Pharrell: No Blurred Lines in lyric
Pharrell Williams has defended the lyrics in last year's hit song Blurred Lines following criticism that it was sexually aggressive.
The singer collaborated with Robin Thicke and TI on the track where he sang the line, 'I know you want it,' as scantily dressed women paraded around the musicians.
Interviewed by Krishnan Guru-Murthy for Channel 4 News, the star said: "What does the line suggest, 'I know you want it?' Is it sexually suggestive when a car salesman says to a person who buys a car, 'I know you want it?'"
When Krishnan pointed out it usually had a sexual context, Pharrell protested: "Does that make it off limits for me to use it in a song, especially when the overarching context is that there are good women who also have bad thoughts?
"If a good woman can have sexual thoughts, is it wrong for a man to have a correct guess that a woman might want something?"
Talking about the half-naked dancers in the song's video, he said: "Did I touch them sexually? So in a high fashion magazine where women have their boobs out, is there something sexual there too?

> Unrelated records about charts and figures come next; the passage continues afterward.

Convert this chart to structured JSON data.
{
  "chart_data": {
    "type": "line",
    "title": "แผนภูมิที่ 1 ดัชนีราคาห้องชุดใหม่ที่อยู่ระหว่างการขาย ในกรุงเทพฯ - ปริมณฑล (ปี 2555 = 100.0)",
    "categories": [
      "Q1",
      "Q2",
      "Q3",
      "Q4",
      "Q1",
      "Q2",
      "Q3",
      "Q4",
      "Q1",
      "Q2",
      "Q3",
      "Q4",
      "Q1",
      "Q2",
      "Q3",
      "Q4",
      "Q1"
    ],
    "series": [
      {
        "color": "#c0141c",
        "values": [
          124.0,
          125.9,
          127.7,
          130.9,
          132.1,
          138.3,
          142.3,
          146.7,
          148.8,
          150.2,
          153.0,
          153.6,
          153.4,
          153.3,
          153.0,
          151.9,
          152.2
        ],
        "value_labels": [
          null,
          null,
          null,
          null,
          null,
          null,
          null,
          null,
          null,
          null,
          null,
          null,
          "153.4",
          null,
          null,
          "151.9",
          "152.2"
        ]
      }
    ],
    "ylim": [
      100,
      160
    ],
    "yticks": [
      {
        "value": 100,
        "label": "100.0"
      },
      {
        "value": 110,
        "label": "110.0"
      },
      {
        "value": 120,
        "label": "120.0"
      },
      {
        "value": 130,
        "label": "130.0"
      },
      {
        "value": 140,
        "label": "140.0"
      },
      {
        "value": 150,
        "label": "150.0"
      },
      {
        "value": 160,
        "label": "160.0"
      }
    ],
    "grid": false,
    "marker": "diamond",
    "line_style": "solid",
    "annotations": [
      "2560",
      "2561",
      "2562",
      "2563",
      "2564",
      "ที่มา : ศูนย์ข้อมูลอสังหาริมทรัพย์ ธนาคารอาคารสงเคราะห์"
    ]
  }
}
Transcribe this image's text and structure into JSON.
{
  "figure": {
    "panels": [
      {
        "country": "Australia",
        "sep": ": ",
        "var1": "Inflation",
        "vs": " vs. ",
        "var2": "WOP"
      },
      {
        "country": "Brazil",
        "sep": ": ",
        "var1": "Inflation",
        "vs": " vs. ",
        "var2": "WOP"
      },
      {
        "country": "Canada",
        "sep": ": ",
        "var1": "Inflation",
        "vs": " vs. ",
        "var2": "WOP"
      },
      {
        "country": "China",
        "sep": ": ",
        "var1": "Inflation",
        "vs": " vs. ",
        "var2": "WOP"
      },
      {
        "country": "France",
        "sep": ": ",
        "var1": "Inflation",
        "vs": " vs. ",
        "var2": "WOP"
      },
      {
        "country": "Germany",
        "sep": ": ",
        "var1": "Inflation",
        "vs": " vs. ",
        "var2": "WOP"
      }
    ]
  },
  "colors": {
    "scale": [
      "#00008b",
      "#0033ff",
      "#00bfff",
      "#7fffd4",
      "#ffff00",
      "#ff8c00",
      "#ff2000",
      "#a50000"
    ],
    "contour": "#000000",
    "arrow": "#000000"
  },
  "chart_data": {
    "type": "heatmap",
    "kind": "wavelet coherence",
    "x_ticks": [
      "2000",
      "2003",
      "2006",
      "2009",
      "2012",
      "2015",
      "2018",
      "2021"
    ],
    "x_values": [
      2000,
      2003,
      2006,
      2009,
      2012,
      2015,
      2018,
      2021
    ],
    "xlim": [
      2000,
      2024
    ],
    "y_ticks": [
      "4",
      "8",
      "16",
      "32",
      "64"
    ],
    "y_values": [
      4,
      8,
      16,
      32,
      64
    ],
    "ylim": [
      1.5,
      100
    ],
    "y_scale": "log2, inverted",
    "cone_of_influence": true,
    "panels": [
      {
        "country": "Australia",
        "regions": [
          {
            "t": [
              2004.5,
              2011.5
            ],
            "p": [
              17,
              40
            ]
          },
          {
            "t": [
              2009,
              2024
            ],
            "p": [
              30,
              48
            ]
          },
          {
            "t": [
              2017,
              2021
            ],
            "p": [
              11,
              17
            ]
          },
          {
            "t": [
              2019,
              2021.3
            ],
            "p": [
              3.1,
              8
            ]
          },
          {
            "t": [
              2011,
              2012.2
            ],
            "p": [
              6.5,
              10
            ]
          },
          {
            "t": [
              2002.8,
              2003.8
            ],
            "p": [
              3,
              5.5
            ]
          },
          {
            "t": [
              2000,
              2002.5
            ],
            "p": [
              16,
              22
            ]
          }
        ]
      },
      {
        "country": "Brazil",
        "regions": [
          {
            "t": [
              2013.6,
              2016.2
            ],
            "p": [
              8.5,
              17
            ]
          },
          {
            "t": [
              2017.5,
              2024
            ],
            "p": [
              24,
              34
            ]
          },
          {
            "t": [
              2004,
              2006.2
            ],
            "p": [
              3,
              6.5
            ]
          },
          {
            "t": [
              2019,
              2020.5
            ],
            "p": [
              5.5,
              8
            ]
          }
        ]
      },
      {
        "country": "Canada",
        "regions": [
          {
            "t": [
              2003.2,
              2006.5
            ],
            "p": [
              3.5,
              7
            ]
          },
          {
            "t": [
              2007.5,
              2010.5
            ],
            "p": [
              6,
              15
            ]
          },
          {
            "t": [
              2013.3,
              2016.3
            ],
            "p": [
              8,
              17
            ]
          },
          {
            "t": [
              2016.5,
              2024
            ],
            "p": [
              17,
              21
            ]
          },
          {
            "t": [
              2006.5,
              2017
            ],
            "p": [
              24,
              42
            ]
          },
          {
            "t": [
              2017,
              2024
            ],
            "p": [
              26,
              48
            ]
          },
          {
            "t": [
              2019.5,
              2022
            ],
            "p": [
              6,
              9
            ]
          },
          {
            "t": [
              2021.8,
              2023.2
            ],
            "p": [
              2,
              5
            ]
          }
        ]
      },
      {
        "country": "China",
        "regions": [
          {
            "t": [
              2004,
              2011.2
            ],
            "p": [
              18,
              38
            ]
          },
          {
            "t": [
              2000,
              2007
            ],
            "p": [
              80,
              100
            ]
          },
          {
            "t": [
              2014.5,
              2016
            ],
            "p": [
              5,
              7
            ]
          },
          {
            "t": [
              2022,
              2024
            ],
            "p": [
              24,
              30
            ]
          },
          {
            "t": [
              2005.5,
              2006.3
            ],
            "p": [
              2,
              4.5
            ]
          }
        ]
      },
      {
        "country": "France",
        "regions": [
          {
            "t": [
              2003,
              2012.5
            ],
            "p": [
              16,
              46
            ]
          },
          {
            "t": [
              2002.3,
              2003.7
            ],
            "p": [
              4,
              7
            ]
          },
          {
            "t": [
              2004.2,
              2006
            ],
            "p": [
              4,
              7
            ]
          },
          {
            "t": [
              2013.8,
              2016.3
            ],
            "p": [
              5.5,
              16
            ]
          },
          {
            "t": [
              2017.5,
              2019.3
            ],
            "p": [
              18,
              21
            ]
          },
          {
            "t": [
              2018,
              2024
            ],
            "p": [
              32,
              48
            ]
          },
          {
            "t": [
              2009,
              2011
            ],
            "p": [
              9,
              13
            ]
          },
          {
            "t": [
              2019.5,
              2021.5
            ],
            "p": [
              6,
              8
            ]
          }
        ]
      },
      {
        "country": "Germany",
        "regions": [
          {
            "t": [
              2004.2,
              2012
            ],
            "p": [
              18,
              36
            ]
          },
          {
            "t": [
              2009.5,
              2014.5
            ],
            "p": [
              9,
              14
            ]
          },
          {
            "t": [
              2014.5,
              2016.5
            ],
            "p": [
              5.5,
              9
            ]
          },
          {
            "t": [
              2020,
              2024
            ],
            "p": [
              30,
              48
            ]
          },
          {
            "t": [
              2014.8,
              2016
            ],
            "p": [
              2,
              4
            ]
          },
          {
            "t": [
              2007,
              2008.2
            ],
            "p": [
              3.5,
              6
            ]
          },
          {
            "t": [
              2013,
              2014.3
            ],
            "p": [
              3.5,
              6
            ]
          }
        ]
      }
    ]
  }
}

"If you ask the director who was a female who wrote it, she was inspired by editorials by high fashion magazines where women do have their boobs out."
Pharrell also said in the interview that he would like to see a woman as US president, adding: "Historically, this world has been run by men. What would a world be like if 75% of our world leaders and presidents and prime ministers were female? We don't know because we haven't given it a shot.
"We're too busy telling them what they can and can't do with their bodies, or we're too busy not allowing them to make the same amount of money that a man makes."
He went on: "I'm just like producer dude, likes to make music, I love women and when given the opportunity to make my album, that was one of the things that I wanted to touch upon. So that's what I'm touching upon.
"I'm not trying to run for office, I'm not trying to be Mr Activist guy, I've been asked am I a feminist - I don't think it's possible for me to be that. I'm a man. It makes sense up to a certain point, but I do support feminism, I do think there are injustices and inequalities that need to be addressed."